Microban 24 wasn’t expected to be a major product before Procter & Gamble Co (P&G) introduced it in February. Then came COVID-19.
The sanitising spray — P&G’s answer to Lysol and Clorox — is in demand with the coronavirus pandemic causing a rush for household cleaning supplies. On Monday, Microban got perhaps its biggest vote of confidence yet, as the packaged-goods giant said the spray was approved by the US Environmental Protection Agency as effective in killing the virus that causes COVID-19.
Kevin Wenzel, vice-president of P&G’s North American Surface Care Design & Delivery unit, said in an interview that the product is “particularly important as we see sanitisation habits changing through the pandemic”.
While it doesn’t have the name recognition of its rivals, Microban is one of a small number of players in a hot-selling and closely watched category of consumer products. Disinfectants have been one of the toughest items to find throughout the pandemic, even as toilet paper, soap and other supplies went out of stock and back in.
Microban is already on pace to become a US$200 million-a-year seller, the company said. P&G, best known for household staples like Tide laundry detergent and Charmin toilet paper, cited soaring demand for home-care products last week as it posted its best quarter for organic sales growth in 15 years.
The sanitising spray’s timely debut came with its own set of challenges.
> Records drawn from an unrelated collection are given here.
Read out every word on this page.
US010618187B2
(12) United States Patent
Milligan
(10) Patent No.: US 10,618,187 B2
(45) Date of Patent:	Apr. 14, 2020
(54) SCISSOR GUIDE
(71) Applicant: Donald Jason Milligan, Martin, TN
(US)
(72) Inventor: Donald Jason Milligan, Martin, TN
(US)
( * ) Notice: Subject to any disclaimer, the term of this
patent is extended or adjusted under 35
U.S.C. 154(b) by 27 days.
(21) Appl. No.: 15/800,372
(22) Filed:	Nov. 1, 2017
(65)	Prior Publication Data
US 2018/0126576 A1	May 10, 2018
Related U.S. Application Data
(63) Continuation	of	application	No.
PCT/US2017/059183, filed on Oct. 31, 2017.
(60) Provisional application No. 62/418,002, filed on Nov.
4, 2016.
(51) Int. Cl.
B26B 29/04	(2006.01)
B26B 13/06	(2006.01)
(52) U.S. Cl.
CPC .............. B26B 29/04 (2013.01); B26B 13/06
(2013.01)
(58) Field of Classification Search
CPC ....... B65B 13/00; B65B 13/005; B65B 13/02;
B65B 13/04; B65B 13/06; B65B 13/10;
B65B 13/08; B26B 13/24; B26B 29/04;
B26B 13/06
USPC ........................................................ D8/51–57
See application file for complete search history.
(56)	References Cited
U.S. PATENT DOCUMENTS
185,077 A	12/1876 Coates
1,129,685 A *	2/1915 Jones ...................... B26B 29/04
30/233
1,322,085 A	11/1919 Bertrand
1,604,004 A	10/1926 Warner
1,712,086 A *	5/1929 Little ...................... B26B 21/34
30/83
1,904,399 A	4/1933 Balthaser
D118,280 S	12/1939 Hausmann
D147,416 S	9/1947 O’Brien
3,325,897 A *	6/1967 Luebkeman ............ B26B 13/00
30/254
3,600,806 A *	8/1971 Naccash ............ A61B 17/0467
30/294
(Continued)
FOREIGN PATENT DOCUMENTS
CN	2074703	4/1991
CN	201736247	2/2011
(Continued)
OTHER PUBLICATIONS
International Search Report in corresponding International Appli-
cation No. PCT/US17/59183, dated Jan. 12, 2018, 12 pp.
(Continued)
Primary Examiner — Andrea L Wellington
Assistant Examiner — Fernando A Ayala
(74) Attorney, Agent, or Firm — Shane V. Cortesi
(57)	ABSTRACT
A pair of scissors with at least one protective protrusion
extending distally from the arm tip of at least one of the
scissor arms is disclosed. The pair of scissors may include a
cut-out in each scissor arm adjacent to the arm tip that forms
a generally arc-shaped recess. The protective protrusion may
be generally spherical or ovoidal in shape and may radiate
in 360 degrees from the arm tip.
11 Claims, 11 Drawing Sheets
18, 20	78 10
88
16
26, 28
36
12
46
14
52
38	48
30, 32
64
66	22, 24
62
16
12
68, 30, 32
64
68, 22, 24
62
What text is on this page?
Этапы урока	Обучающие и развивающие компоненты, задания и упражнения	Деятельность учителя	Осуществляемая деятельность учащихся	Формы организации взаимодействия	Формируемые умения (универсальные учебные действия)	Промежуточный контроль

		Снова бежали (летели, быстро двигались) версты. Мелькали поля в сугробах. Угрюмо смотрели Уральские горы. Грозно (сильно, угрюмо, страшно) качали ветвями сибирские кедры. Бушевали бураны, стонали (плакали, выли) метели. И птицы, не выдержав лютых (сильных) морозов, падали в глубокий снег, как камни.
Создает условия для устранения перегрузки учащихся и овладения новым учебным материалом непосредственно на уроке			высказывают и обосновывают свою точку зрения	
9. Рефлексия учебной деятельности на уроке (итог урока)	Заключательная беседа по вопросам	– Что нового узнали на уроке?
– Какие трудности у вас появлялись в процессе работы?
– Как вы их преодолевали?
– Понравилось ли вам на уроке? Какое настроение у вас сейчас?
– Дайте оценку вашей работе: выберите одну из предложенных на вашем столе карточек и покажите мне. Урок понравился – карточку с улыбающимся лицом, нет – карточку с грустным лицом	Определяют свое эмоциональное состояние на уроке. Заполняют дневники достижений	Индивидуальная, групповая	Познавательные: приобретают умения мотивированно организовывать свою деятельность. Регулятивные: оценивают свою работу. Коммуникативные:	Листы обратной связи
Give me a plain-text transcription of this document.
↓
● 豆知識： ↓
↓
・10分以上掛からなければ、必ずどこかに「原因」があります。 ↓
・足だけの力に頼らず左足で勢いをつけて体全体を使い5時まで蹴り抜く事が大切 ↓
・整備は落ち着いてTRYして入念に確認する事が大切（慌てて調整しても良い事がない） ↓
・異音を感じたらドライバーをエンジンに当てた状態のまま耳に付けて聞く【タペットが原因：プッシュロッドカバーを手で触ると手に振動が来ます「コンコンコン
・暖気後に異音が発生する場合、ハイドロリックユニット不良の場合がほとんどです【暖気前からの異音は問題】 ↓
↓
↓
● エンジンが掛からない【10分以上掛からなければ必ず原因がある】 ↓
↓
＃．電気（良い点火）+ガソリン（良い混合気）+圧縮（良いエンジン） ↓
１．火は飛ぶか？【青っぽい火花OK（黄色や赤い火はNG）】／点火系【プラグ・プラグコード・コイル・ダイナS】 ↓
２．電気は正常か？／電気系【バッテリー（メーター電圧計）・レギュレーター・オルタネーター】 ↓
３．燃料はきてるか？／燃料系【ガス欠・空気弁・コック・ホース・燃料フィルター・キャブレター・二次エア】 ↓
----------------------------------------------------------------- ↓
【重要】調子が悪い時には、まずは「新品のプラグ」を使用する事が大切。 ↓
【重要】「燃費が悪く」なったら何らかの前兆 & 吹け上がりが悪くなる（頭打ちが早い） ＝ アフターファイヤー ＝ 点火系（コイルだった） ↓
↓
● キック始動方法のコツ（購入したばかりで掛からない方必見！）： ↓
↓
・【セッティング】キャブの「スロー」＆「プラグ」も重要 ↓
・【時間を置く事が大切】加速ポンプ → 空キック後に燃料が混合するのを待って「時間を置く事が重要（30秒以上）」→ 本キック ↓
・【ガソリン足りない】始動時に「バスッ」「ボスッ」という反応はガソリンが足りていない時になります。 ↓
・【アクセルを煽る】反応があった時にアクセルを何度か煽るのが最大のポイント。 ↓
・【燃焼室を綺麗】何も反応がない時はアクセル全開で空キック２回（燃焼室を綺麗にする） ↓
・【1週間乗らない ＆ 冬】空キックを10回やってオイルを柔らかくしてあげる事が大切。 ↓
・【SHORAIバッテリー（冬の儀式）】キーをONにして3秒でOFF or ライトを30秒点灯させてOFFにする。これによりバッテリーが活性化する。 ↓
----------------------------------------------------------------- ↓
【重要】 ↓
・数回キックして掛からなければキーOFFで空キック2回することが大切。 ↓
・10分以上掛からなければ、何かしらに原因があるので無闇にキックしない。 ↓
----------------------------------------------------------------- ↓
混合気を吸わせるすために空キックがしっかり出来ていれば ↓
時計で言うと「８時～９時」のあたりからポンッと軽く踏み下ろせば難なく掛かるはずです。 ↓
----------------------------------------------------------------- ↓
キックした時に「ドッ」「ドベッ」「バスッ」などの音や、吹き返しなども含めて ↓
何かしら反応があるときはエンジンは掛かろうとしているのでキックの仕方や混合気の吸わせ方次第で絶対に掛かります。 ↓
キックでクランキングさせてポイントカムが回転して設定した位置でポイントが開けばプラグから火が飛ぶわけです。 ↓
After a three-year development process, it was introduced just as the coronavirus outbreak was spreading across the globe. That created immediate urgency for P&G to “significantly expand” its manufacturing capacity to try to reduce out-of-stocks at retailers, Wenzel said.
Another priority was figuring out how to stand out in a category with such established competitors. With the EPA approval, Microban joins a select number of sprays, including products from Clorox Co and Reckitt Benckiser Group PLC’s Lysol brand, to be designated as effective against the virus that causes Covid-19. And Microban offers other features, Wenzel said, such as the ability to kill bacteria from multiple touches to a surface.
“We see this as meeting an unmet consumer need,” he said.
P&G shares fell 0.7 per cent to US$141.43 at 9:34 am in New York on Monday. The stock advanced 14 per cent this year through last Friday’s close, almost double the gain of the S&P 500 Index.